While there is potential for rates to fall further as a result of the loss of Ukrainian grain exports, Drewry said that rising bunker prices will keep rates artificially elevated. Therefore, its expectation is rate stagnation.       

For the heavy lift capable fleet, a wait-and-see attitude seems to be prevailing. While the Black Sea trades have less of an impact on the longer-haul trades, the decline in optimism, growing oil price and increasing uncertainty leaves little room for rate increases. Rates for the larger vessels saw some benefit from the latest port congestion in China and project carriers are still in demand to fill the supply breach. 

In its recent webinar on the multipurpose and heavy lift shipping market outlook, Drewry’s Susan Oatway said that there is little, if any, upside in its base case scenario.
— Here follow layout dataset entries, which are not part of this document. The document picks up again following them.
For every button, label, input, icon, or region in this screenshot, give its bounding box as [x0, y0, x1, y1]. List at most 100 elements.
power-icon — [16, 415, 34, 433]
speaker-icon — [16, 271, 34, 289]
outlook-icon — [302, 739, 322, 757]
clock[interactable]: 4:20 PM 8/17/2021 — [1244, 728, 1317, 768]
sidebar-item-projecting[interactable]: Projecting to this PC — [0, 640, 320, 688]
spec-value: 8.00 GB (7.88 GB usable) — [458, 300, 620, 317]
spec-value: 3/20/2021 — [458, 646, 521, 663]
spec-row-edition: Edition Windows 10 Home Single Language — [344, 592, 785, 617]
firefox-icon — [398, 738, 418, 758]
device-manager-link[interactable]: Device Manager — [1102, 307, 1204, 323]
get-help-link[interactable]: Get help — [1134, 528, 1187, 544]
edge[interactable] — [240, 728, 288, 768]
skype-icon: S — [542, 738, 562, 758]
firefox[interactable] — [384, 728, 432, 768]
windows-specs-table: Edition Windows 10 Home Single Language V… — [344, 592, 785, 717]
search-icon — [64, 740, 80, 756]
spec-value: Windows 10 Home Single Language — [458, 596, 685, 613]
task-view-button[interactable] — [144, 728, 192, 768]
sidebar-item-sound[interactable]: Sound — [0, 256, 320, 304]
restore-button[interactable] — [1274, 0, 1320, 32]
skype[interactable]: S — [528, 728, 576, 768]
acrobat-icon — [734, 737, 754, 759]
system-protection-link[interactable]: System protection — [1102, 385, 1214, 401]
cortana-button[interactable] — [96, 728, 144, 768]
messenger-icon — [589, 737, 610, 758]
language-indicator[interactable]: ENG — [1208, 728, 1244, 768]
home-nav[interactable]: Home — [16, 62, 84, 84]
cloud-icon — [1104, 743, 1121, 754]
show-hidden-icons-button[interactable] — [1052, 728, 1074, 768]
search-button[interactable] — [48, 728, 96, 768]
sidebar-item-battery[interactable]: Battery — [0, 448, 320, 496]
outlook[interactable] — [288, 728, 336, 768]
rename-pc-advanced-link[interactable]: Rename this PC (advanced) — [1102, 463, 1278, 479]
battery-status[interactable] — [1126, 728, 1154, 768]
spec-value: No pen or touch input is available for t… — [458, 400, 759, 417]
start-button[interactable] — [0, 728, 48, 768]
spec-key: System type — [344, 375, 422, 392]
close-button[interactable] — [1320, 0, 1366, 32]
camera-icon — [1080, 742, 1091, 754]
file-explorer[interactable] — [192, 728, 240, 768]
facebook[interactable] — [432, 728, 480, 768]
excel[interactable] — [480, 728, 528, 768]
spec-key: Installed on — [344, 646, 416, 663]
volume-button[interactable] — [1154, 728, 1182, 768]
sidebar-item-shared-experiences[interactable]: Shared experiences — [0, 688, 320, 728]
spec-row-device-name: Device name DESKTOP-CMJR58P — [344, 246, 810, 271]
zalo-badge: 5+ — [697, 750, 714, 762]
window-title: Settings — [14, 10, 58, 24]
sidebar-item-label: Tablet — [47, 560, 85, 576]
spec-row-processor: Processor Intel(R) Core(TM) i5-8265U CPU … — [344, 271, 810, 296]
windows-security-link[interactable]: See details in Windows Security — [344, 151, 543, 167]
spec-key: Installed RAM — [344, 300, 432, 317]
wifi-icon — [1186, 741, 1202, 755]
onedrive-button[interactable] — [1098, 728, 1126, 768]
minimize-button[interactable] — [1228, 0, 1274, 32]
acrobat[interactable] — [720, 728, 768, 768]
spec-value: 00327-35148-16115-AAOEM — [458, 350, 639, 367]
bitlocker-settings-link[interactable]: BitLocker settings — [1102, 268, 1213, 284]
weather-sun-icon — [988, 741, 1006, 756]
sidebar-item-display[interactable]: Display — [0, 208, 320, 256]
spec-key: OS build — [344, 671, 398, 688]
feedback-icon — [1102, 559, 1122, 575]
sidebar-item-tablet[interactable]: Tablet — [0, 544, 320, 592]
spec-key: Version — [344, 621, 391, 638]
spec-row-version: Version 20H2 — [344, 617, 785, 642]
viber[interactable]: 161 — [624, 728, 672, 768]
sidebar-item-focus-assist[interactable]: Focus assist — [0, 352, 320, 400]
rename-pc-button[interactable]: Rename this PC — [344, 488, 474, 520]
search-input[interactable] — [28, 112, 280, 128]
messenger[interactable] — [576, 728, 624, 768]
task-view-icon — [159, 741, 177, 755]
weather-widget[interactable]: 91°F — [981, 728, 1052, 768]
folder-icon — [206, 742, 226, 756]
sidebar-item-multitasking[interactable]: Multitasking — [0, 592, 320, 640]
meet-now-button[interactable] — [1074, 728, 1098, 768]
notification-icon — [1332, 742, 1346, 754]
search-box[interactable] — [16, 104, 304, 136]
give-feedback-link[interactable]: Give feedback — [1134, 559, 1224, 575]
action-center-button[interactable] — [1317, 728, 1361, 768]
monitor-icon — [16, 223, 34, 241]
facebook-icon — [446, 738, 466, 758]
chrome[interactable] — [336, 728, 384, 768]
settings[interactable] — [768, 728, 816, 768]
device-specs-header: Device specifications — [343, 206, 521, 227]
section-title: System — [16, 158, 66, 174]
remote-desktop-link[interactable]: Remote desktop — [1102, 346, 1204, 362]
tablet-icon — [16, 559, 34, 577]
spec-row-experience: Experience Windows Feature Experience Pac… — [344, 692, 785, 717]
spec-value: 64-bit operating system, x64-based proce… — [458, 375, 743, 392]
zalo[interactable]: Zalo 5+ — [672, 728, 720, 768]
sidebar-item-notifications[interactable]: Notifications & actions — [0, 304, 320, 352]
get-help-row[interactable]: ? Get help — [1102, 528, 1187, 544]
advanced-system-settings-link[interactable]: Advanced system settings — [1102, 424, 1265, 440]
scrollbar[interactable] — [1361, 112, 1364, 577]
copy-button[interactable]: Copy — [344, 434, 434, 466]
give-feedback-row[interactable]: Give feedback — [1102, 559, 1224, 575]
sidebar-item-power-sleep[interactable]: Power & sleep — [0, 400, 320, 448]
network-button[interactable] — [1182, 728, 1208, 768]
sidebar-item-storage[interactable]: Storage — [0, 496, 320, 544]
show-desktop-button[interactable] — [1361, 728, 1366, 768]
The conflict in Ukraine and covid-related lockdowns in China will have multiple ripple effects but the biggest change will be on the expectations of the global economy.   

Growth in demand is expected to slow when supply chain issues ease. This will be further impacted in 2023 when new tonnage from competing sectors arrives onto the market.   

In terms of the fleet, there are still concerns about overaged tonnage. 60 percent of the fleet is over 15 years old. When split into vessel types, the ‘simpler’ ships (with lifting capacities up to 100 tonnes) have an average age of 20 years old. For the project carriers, the average age is 16. 

The orderbook, meanwhile, is still considerably low. The sector is underfunded in terms of newbuilding investment, said Oatway, with capacity at yards at a premium owing to the fact they are fully booked with container tonnage. Drewry anticipates that this will pick up marginally in 2023, when the need for more eco-conscious vessels becomes more pressing and space becomes available.